Amila, Dinesh and Upul Aiya lead rest by about 20 minutes and they managed to cross Seetha Gangula before us. Seetha Gangula is a small river across the Sri pada path. It is about 30 meter’s wide and normally you can wade it with water upto your knees.

But by the time rest of us reach it, it began to overflow making it difficult to cross. Infront of our eyes the water level was rising rapidly so we decided to stay in the Ambalama nearby(Ambalama is the sinhala name to the resting place for people to use for rest in long journeys) . Luckily there was Ambalam in both side of the river. I think this was built on purpose because the rising of water is a usual thing to happen and people caught in it can stay on these Ambalama’s until the water level reduce.

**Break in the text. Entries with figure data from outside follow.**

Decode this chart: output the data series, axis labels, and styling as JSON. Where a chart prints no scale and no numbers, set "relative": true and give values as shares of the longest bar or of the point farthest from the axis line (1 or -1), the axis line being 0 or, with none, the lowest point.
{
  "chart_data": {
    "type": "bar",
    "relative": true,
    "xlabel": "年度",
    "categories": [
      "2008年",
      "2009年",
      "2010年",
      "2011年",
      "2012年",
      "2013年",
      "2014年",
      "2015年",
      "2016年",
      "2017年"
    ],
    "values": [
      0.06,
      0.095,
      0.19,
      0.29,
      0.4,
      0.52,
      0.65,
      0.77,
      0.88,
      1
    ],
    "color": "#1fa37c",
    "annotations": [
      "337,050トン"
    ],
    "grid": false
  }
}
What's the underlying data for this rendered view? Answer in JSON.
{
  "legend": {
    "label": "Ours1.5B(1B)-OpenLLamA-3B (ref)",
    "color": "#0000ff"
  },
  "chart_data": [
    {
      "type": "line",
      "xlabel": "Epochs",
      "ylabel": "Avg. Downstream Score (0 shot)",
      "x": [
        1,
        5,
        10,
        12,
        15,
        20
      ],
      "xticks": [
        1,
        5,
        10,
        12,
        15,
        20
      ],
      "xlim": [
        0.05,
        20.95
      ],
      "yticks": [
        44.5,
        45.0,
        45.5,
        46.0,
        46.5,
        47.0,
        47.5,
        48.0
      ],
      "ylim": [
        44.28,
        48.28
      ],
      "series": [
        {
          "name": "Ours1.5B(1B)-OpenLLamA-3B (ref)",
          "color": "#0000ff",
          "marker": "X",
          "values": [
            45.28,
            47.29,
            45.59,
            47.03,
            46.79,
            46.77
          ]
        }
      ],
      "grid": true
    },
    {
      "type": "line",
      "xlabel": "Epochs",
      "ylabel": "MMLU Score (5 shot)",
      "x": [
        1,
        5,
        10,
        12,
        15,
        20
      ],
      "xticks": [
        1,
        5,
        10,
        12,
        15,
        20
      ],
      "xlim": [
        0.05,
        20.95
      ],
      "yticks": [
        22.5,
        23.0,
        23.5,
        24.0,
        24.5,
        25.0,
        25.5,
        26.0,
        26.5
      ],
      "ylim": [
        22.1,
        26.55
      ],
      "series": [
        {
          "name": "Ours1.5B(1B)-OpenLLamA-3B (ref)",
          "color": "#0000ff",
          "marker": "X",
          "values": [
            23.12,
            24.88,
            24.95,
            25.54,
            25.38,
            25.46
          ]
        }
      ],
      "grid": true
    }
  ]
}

Nature has done a nice separation between us on the two banks. All the matchbox and lighter was with us. Firewood was with them!!!. Raw Noodles we took with us to cook for lunch were with us but the pot to cook with was with them!!!. So SanjayaR, Kaushalya, Nandika, Dushshyantha and me who were trapped in this side had nothing to do, but pray for the Rain to stop. The time was 1pm. There was no sign of stopping the rain. There was a great chance that we may have to spend the night there. There were no signals to our phones so that we could not inform our families that we may get delayed. It was unimaginable to stay the night with no food and in the cold and dump Ambalama. We need a fire somehow!!!. All were hopeless for some time and everybody looked bewildered. But slowly but gradually the team started to get it’s spirit back thanks to Sanjaya who managed to make some fire by using small leftover’s of some firewood and papers. But how we are going to keep that fire going?. I remembered one of my previous similar experience and knew that wet logs can be make good wirewood if we can dry them for some time in fire. So Kaushalya and me collected a good amount of wet logs from around the Ambalama. That worked very well and after some strenuos effort we were having a good fireplace promising to give warmth for a whole night. Now we are warm next problem is food. Then Nandika came with that great innovation of making a pot using some left overs of a rectangular Aluminum sheet which he managed somehow to find from within the Ambalama. So we managed to cook the noodles using his primitive age cook pot. I have never enjoyed such delicious noodles !!!.

By the time the rain stoped it was about 8pm. The rain was so heavily pouring non-stop for about 8 hours!!!. For water level of the water to reduce it took about another two hours. By the time we crossed the river it was 10pm.

We managed to come to the office by Monday 2pm.